7 Metrics to Measure When Creating Your Sourcing Model

Creating a sourcing model for your business can be a tricky, expensive, overwhelming proposition. Many organizations spend countless hours and dollars developing and implementing this model, which outlines the process by which you hire new talent to your company. But unless you tailor your candidate hiring model to fit the needs of your company, you may be wasting your firm’s time and money.

Qualigence International’s sourcing guide, titled “What to Consider When Building an Internal Sourcing Function,” covers much of the methodology and steps for creating a sourcing pipeline that can work for your company. Qualigence cautions against just copying what has worked for another company, calling it “suicide for most recruiting/sourcing leaders”. “Before you begin the journey of determining your sourcing structure and tools, you must first understand what you need to accomplish both short-term and long-term.” Use the source functions of other companies as a model for your own, but tailor them to fit your company’s unique needs.

When launching your campaign toward a hiring model, one of the most important steps in the process is keeping track of what works and what doesn’t.
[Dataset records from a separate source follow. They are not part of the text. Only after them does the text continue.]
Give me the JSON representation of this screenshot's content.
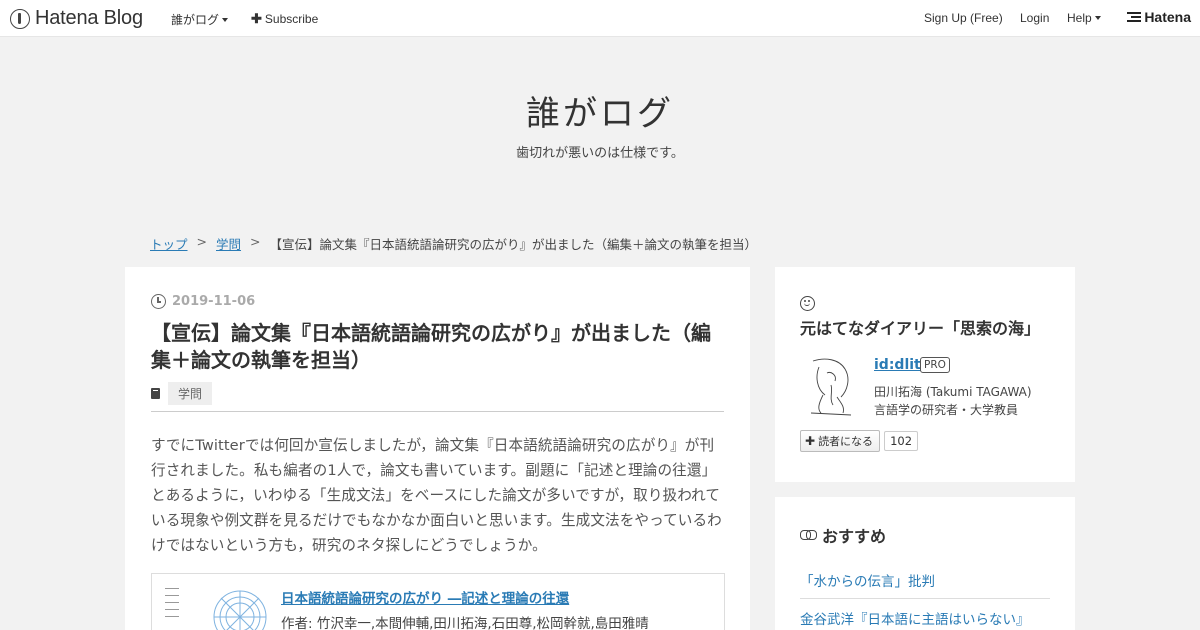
{
  "global_header": {
    "logo_text": "Hatena Blog",
    "blog_menu_label": "誰がログ",
    "subscribe_label": "Subscribe",
    "signup_label": "Sign Up (Free)",
    "login_label": "Login",
    "help_label": "Help",
    "brand_label": "Hatena"
  },
  "blog": {
    "title": "誰がログ",
    "description": "歯切れが悪いのは仕様です。"
  },
  "breadcrumb": {
    "home": "トップ",
    "category": "学問",
    "current": "【宣伝】論文集『日本語統語論研究の広がり』が出ました（編集＋論文の執筆を担当）",
    "separator": ">"
  },
  "entry": {
    "date": "2019-11-06",
    "title": "【宣伝】論文集『日本語統語論研究の広がり』が出ました（編集＋論文の執筆を担当）",
    "category": "学問",
    "body": "すでにTwitterでは何回か宣伝しましたが，論文集『日本語統語論研究の広がり』が刊行されました。私も編者の1人で，論文も書いています。副題に「記述と理論の往還」とあるように，いわゆる「生成文法」をベースにした論文が多いですが，取り扱われている現象や例文群を見るだけでもなかなか面白いと思います。生成文法をやっているわけではないという方も，研究のネタ探しにどうでしょうか。",
    "embed": {
      "title": "日本語統語論研究の広がり ―記述と理論の往還",
      "author": "作者: 竹沢幸一,本間伸輔,田川拓海,石田尊,松岡幹就,島田雅晴"
    }
  },
  "sidebar": {
    "profile": {
      "heading": "元はてなダイアリー「思索の海」",
      "user_id": "id:dlit",
      "badge": "PRO",
      "name": "田川拓海 (Takumi TAGAWA)",
      "description": "言語学の研究者・大学教員",
      "subscribe_label": "読者になる",
      "subscriber_count": "102"
    },
    "recommend": {
      "heading": "おすすめ",
      "items": [
        "「水からの伝言」批判",
        "金谷武洋『日本語に主語はいらない』"
      ]
    }
  },
  "colors": {
    "link": "#2a7bb5",
    "background": "#f2f2f2",
    "card": "#ffffff"
  }
}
Qualigence recommends measuring the following seven metrics during the process:

Sourcing Channels. The first and foremost indicator of success is how many hires you make for each source you’re using. Why waste time on an outlet that isn’t producing hires for you? Instead, you can focus on expanding with one that does.

Recruiting Efficiency. How many of your cold calls are returned? How many of those returned calls become candidates? How many candidates become hires? And so on.

Acceptance Rate. How many of the offers you present are actually accepted?

Candidate Satisfaction. Use a survey to measure how happy candidates are with the process.

Manager Satisfaction. Also, what do the managers feel about the process?

Quality of Hire. Measure performance ratings after three to six months on the job, including productivity, and continue to follow progress long-term.

Efficiency Ratio: Total direct recruiting costs divided by total compensation of hires made, or positions filled. You’ll have a better picture of the efficiency of the model than simply measuring cost per hire.

Measuring metrics are a tricky, potentially time-consuming process, but, Qualigence says, one that can lead to the development of a more beneficial sourcing model that can help your company in the long run.